Die Europäische Zentralbank senkt ihren wichtigsten Leitzins weiter auf nun auf 3,5 Prozent.
Wirtschaftswoche:
Angesichts der abebbenden Inflation senkt die Europäische Zentralbank (EZB) das Leitzins-Niveau weiter. Nach der geldpolitischen Wende vom Juni legte sie am Donnerstag erstmals nach: Der für die Finanzmärkte maßgebliche Einlagesatz, zu dem Banken bei der EZB kurzfristig überschüssige Gelder anlegen können, wurde von 3,75 auf 3,50 Prozent gekappt. Zugleich lassen die Währungshüter um EZB-Chefin Christine Lagarde nur wenige Wochen vor der nächsten Sitzung im Oktober offen, wie es geldpolitisch weitergeht: „Der EZB-Rat legt sich nicht im Voraus auf einen bestimmten Zinspfad fest.“
Der Hauptrefinanzierungssatz, zu dem sich Banken Geld leihen können, wird mit dem jüngsten Beschluss um 0,6 Punkte auf 3,65 Prozent verringert.
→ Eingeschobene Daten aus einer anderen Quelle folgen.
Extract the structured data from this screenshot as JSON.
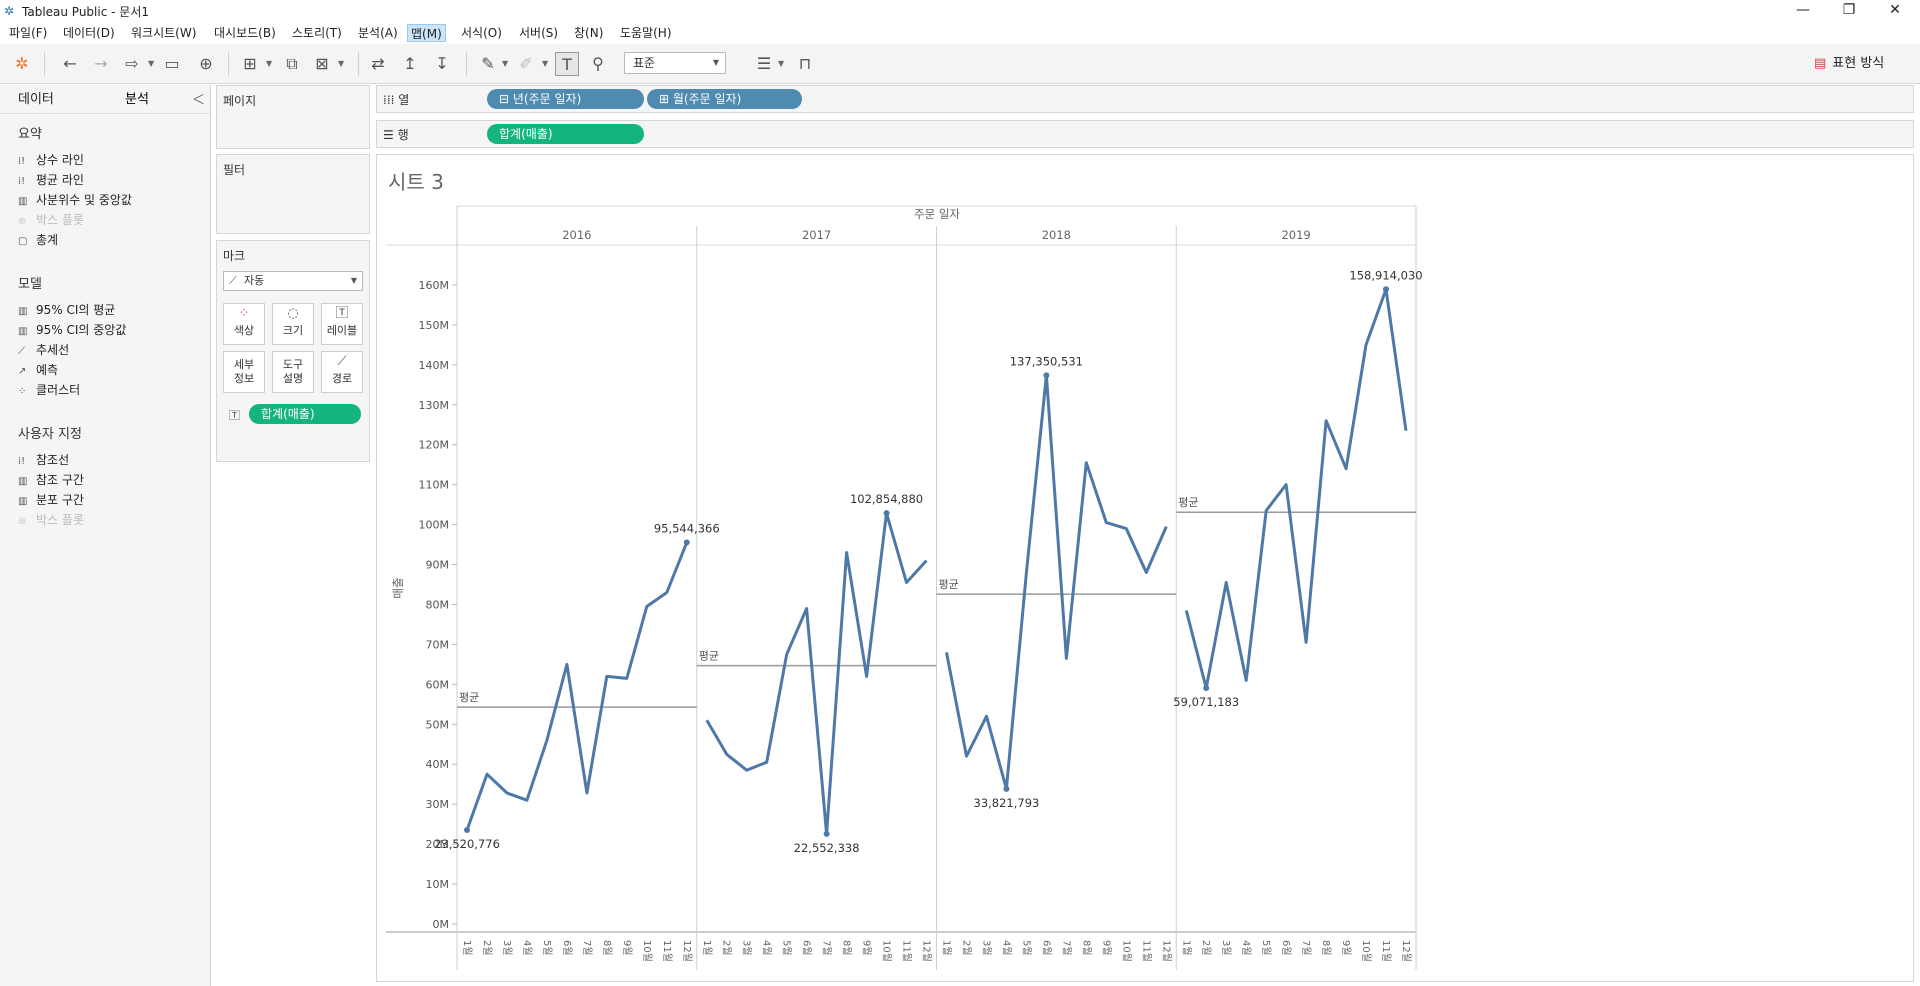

Dass der Schritt nach unten größer ausfällt als beim Einlagesatz, ergibt sich aus bereits im Frühjahr festgezurrten Änderungen am operativen Rahmen der EZB. Damals hatte sie für Mitte September beschlossen, den Abstand zwischen dem Einlage- und dem Hauptrefinanzierungssatz zu verkleinern. Die EZB will damit Anreize zur Teilnahme an ihren wöchentlichen Kreditgeschäften schaffen und zugleich den Umfang von Marktzinsschwankungen begrenzen.